Vinitaly: da Trump e Brexit incognite su export vini Italia

ROMA. – Alla vigilia di Vinitaly, dal 9 al 12 alla fiera di Verona, due mercati fondamentali per l’export del vino italiano, Stati Uniti e Regno Unito, presentano nuove incognite per gli operatori che si stanno interrogando sull’impatto della Brexit e dei superdazi voluti dal presidente Usa Donald Trump, anche se i vini made in Italy non ne sono finora coinvolti.

L’Italia, sulla base delle ultime rilevazioni Ismea, è il primo paese fornitore di vino negli Usa, sia in valore (1,6 miliardi di euro, + 6,1% rispetto al 2015, meglio anche della Francia, ferma a 1,4), che in volume (3,2 milioni di ettolitri).

“Le tensioni con Usa e Gran Bretagna – osserva il presidente Federvini, Sandro Boscaini – nascono da due scenari simili (scelte di politica nazionale) ma ben diverse sono le implicazioni. Per la Brexit è prematuro immaginare se e come saranno modificati i trattati commerciali, ma sia Usa che Gran Bretagna mostrano cosa vogliano dire le pulsioni a chiudere il mercato.

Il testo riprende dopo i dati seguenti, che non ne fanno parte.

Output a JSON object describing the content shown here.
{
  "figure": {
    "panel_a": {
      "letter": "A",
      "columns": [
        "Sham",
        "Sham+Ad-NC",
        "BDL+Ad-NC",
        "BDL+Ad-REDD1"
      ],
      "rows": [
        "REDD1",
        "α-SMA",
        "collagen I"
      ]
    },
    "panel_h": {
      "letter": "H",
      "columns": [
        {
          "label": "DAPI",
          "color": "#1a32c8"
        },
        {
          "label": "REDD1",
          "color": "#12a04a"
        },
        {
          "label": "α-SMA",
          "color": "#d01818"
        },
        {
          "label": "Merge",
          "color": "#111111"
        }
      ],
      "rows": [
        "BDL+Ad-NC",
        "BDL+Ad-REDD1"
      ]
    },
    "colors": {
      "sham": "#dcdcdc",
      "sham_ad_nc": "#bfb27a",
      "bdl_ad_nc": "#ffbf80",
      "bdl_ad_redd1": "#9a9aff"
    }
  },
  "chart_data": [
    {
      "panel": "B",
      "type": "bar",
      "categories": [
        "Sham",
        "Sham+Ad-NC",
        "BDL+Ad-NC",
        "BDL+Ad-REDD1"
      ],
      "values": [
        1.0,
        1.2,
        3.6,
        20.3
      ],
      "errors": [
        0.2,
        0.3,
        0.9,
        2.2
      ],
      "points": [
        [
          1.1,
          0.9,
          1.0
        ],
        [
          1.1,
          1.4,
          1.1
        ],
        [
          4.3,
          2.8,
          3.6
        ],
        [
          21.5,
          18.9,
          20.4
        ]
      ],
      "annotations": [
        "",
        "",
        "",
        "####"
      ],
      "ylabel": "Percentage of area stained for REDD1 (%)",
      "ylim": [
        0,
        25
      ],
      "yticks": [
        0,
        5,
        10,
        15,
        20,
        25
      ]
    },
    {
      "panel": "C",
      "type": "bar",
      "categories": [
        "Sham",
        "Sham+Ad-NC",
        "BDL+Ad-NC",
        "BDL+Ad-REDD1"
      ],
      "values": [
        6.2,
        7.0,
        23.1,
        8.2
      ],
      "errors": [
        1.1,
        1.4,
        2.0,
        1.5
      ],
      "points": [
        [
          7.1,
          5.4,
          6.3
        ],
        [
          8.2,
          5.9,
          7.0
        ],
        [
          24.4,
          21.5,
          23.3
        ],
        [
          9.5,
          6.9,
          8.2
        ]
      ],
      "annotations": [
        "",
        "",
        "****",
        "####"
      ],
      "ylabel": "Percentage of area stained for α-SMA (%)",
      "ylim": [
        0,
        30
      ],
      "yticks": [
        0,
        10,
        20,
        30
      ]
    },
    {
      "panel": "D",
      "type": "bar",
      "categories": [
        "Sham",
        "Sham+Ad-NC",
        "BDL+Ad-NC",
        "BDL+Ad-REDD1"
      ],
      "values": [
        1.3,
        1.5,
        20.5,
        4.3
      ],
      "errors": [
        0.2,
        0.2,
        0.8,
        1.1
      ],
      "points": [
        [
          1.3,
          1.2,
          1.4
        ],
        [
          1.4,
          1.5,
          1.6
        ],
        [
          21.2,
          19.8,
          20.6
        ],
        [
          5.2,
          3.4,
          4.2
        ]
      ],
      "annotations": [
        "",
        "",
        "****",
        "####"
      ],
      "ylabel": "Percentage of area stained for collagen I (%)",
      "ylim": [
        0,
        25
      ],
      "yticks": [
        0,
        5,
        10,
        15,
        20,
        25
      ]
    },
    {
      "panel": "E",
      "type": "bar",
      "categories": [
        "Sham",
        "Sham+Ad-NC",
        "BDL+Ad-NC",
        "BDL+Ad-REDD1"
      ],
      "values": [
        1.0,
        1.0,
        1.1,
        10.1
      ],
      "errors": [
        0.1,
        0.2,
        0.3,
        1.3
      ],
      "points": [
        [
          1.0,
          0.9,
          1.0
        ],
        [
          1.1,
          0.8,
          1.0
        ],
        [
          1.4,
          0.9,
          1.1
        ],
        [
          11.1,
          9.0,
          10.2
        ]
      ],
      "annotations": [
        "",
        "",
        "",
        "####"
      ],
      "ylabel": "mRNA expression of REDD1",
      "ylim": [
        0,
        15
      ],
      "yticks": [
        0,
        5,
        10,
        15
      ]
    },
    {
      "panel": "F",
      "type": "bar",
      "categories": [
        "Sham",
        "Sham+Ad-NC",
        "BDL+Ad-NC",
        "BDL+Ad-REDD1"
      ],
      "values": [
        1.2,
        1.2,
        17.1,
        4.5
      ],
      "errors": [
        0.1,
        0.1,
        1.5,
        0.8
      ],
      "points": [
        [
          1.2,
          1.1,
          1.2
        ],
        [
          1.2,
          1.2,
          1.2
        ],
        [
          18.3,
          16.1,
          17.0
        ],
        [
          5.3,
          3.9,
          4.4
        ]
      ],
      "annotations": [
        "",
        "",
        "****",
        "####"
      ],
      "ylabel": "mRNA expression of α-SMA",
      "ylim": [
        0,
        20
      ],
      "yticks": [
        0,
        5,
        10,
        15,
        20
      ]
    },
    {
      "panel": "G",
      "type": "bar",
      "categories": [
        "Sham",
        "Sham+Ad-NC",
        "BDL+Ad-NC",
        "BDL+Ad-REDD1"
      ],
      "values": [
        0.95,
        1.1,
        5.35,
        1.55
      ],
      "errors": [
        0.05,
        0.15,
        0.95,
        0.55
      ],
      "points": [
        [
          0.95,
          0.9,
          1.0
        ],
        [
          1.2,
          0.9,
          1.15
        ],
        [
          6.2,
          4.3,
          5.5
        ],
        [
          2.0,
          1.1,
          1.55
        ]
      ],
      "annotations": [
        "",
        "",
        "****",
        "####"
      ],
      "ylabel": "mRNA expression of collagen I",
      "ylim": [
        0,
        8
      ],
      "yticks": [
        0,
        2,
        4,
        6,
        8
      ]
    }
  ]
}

Per l’Italia vinicola la preoccupazione è innegabile, ma ci auguriamo che alle prime forti schermaglie politiche segua una fase di confronto teso a costruire migliori relazioni e non a bruciare tutto quello che è stato realizzato fino ad oggi”.

Tra le cantine cooperative italiane, che commercializzano il 56% di tutti i vini e gli spumanti italiani venduti negli Stati Uniti, trapela invece “un timido ottimismo”.

“Non immaginiamo uno scenario oltreoceano – spiega la coordinatrice del Settore vino dell’Alleanza Ruenza Santandrea – che possa repentinamente mutarsi in una forte ostilità verso i nostri vini. Gli Usa del resto hanno anche un notevole peso come Paese esportatore di vino, collocandosi al settimo posto nella graduatoria mondiale in volume e al quinto in valore: se venissero messi dazi e barricate, tutti gli scambi commerciali subirebbero un contraccolpo e gli stessi produttori californiani finirebbero per essere penalizzati”.

“Quello americano è un mercato maturo e in crescita e gli americani sono ormai consumatori evoluti”, confermano le cooperative che hanno maggiori quote di mercato nell’export a stelle e strisce. “Vinitaly, conclude il direttore generale di Veronafiere, Giovanni Mantovani, “è la meta preferita dagli operatori provenienti dagli States: ad oggi sono già quasi 1.500 i buyer Usa registrati per l’edizione 2017, con una tendenza positiva rispetto all’anno precedente. E sono 13 le aziende nordamericane espositrici.

Il programma di internazionalizzazione verso gli Usa prevede poi un ulteriore rafforzamento sia attraverso un pacchetto di investimenti previsti dal piano industriale della Spa con lo sviluppo di iniziative fieristiche e di eventi negli Usa, sia nell’ambito del piano di promozione straordinaria del Made in Italy promosso da Mise e Mipaaf e che vede Veronafiere con Vinitaly partner operativo con Ice su questo mercato”.